«Quelle aubaine!»: l'expression remonte au droit d'aubaine, à l'époque où les seigneurs s'appropriaient les biens des étrangers. A Genève, elle pourrait aussi qualifier la nouvelle pratique des autorités en matière de naturalisation. Depuis un an, les taxes demandées à un étranger désirant se naturaliser dans ce canton peuvent atteindre… 100 000 francs!

A ce prix, se naturaliser à Genève est évidemment plus cher que partout ailleurs en Suisse. Le plafond atteint 10 000 francs à Neuchâtel. Dans les autres cantons francophones, en tenant compte des éventuelles taxes communales, il atteint 14 000 francs dans le Jura, 15 000 à Berne et en Valais, 20 000 à Fribourg. Dans le canton de Vaud, le Grand Conseil a supprimé en juin dernier la taxe cantonale: les étrangers s'acquitteront désormais d'une taxe maximale de 500 francs, avec une possibilité pour les communes qui le souhaitent de doubler ce montant. Le plafond tessinois est fixé à 20 000 francs et celui de Zurich à 50 000.

En comparaison internationale, il est même probable que la taxe genevoise soit l'une des plus élevées au monde. En France, le plafond est fixé à 3164 francs français (soit moins de 800 francs suisses). En Allemagne, les montants varient entre 300 et 5000 deutsche Marks (de 250 à 4125 francs suisses), tandis que 240 francs suisses suffiront à obtenir un passeport belge.

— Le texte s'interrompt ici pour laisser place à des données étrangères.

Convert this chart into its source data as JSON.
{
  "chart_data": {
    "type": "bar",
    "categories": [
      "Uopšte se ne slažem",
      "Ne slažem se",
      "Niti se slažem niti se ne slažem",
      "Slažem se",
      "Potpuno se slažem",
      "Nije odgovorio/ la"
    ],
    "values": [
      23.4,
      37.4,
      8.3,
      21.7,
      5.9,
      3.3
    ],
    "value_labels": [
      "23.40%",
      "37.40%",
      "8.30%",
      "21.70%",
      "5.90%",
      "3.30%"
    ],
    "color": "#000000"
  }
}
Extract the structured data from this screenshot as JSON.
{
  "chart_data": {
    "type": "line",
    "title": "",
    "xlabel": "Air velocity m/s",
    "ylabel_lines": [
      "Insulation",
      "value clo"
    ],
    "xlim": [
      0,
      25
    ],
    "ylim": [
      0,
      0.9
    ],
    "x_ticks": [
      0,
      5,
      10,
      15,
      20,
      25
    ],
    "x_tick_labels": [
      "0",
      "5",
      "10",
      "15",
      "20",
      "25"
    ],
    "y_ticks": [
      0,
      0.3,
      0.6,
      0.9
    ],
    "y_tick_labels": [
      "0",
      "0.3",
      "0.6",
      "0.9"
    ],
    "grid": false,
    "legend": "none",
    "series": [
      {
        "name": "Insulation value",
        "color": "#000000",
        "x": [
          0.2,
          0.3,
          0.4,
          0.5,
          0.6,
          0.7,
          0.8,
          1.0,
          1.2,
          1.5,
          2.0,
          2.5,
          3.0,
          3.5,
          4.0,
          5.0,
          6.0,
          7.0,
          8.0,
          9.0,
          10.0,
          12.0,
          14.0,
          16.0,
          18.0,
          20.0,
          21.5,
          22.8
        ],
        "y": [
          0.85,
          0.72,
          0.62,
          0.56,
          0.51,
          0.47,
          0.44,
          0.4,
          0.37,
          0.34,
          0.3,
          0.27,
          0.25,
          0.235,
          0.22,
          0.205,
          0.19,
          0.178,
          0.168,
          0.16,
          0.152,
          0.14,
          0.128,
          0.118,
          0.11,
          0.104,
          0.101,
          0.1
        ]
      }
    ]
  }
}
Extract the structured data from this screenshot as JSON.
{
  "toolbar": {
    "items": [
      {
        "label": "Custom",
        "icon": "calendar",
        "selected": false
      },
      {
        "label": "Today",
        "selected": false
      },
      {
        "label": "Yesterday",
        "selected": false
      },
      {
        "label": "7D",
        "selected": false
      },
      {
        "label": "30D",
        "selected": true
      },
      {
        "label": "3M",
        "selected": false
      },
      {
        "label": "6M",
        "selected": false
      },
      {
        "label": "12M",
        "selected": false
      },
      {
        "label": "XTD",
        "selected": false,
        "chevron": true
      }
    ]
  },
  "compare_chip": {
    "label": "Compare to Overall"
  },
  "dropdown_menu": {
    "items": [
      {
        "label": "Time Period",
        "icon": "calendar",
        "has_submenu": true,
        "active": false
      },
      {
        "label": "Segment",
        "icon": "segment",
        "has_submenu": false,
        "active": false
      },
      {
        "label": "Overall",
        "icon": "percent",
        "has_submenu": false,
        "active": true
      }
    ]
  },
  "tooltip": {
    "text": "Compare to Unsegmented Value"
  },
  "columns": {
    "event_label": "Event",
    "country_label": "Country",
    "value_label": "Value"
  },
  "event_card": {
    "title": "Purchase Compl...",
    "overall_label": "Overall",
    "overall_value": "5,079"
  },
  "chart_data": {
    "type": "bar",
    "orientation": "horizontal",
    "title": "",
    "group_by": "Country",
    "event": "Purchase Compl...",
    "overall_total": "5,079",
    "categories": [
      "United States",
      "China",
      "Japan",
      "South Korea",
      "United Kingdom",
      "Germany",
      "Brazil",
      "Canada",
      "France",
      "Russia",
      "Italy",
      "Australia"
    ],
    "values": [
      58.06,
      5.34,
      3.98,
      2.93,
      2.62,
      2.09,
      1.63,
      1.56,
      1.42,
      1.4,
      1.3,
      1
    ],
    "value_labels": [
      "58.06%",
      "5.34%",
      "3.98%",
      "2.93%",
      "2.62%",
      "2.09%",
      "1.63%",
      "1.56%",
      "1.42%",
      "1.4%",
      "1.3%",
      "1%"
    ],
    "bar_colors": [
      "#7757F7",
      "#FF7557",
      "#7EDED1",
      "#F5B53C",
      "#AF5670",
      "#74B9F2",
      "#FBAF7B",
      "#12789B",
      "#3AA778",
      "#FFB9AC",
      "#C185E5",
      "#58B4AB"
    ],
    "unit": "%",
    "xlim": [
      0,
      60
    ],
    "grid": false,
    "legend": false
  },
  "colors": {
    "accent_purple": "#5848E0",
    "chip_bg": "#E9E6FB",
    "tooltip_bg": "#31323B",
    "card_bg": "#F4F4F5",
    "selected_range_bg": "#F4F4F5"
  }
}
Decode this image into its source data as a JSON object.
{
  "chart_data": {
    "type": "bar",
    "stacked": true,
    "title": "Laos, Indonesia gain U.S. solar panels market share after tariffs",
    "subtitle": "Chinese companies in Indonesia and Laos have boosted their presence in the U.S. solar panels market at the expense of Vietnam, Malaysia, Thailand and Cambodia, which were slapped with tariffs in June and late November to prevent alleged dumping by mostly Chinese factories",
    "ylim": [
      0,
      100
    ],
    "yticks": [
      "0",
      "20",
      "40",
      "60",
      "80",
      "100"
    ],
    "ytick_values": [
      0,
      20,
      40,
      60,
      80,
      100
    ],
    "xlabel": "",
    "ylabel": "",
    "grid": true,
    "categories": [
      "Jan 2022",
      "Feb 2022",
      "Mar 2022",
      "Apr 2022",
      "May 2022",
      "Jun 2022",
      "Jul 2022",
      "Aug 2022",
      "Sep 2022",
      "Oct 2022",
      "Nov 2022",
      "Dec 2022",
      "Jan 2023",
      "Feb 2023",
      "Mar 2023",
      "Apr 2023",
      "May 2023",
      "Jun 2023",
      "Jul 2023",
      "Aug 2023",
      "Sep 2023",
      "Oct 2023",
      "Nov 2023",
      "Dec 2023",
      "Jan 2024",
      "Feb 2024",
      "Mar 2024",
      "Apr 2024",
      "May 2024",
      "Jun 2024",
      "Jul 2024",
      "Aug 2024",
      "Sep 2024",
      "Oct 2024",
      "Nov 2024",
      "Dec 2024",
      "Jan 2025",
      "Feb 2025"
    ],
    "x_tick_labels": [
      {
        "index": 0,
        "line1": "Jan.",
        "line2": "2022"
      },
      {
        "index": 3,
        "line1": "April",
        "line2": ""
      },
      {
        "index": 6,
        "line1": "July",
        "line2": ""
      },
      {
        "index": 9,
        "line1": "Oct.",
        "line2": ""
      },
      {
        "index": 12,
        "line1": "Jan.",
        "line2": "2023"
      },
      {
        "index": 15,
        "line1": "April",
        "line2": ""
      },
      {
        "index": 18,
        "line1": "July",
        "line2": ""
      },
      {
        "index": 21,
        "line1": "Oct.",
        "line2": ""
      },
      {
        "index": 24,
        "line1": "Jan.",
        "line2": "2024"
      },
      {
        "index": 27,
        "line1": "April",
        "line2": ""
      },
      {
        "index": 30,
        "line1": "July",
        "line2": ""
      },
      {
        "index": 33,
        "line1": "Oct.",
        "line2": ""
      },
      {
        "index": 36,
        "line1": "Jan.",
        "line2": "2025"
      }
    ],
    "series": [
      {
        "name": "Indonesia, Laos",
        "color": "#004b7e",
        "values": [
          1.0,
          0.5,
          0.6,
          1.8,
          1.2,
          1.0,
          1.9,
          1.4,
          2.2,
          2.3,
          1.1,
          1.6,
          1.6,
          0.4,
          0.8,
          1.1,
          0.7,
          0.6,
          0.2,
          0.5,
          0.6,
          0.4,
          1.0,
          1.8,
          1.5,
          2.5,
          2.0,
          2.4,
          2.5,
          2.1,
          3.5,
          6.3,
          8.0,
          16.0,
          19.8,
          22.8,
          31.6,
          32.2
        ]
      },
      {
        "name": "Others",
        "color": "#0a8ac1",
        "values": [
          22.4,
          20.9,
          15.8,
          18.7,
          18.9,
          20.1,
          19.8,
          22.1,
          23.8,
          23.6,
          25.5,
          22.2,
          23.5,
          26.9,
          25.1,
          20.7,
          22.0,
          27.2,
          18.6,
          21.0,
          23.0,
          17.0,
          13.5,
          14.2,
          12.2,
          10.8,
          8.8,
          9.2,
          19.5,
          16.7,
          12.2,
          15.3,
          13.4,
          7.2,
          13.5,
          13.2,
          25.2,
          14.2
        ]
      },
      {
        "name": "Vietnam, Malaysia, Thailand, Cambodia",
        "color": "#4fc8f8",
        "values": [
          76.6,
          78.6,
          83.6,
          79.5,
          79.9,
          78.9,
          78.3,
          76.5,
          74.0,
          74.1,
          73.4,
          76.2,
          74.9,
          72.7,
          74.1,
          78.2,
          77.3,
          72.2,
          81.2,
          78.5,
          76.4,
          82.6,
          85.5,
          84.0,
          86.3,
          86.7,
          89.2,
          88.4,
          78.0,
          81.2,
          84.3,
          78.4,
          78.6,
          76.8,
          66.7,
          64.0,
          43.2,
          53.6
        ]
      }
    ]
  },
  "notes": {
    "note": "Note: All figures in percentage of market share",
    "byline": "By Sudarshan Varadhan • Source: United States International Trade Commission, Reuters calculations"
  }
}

Jusqu'à l'été dernier, le plafond genevois était fixé à 10 000 francs. Depuis lors, dans le cadre d'une discussion budgétaire, ce montant a purement et simplement été décuplé par le Conseil d'Etat, soucieux de se procurer des recettes nouvelles. 43 des 285 personnes naturalisées depuis le début de l'année ont été touchées par cette mesure, en payant des taxes qui s'échelonnent désormais jusqu'à 100 000 francs, plafond atteint lorsque l'on dispose d'une fortune de 1,6 million de francs et d'un revenu de 270 000 francs.

A ce prix, certains étrangers hésitent désormais à devenir suisses. C'est le cas de Daniel Huvet, restaurateur genevois bien connu, qui, écœuré, a finalement renoncé à son nouveau passeport (voir ci-dessous). Un cas qui est loin d'être isolé.

«L'augmentation des taxes a engendré une vingtaine de réactions, dont une dizaine ont d'ores et déjà renoncé à devenir suisses, tandis que les autres attendent une éventuelle réduction du montant de la taxe pour se décider», indique Cédric Schoeni, directeur du Service cantonal des naturalisations. Petite cerise sur le gâteau: la taxe étant prélevée à l'issue d'une procédure qui dure en général près de trois ans, elle est, de fait, rétroactive.

Surenchères vers le bas

Le Grand Conseil, qui avait voté la mesure dans l'indifférence, semble vouloir aujourd'hui faire machine arrière. En mars dernier, trois députés libéraux déposaient un projet visant à ramener le plafond à 10 000 francs. Deux mois plus tard, deux élus socialistes ont renchéri en proposant de supprimer toute taxe. Ces deux projets sont en cours d'examen à la commission des droits politiques du Grand Conseil. A titre personnel, son président, l'élu de l'Alliance de gauche Pierre Vanek pense «que, frais administratifs exceptés, la nationalité ne devrait pas s'acheter». Aujourd'hui, les émoluments administratifs, fixés à 550 francs par dossier qui viennent s'ajouter à la taxe de naturalisation, ne couvrent que la moitié des frais du service des naturalisations. Par contre, en tenant compte du produit de la taxe (4,7 millions de francs en 1998), ce service rapporte près de quatre fois ce qu'il coûte. «Les députés, ajoute le président de la commission sont unanimes à l'idée que les émoluments de procédure doivent couvrir ces frais, ce qui peut poser problème, car ils seraient alors trop élevés pour les étrangers modestes.»

Les travaux parlementaires reprendront à la rentrée. A l'origine de l'augmentation des taxes, le conseiller d'Etat écologiste Robert Cramer, viendra dire si le gouvernement persiste. Actuellement en vacances, on dit de lui «qu'il aurait peut-être évolué dans ses réflexions, et serait prêt à se faire violence pour revenir en arrière».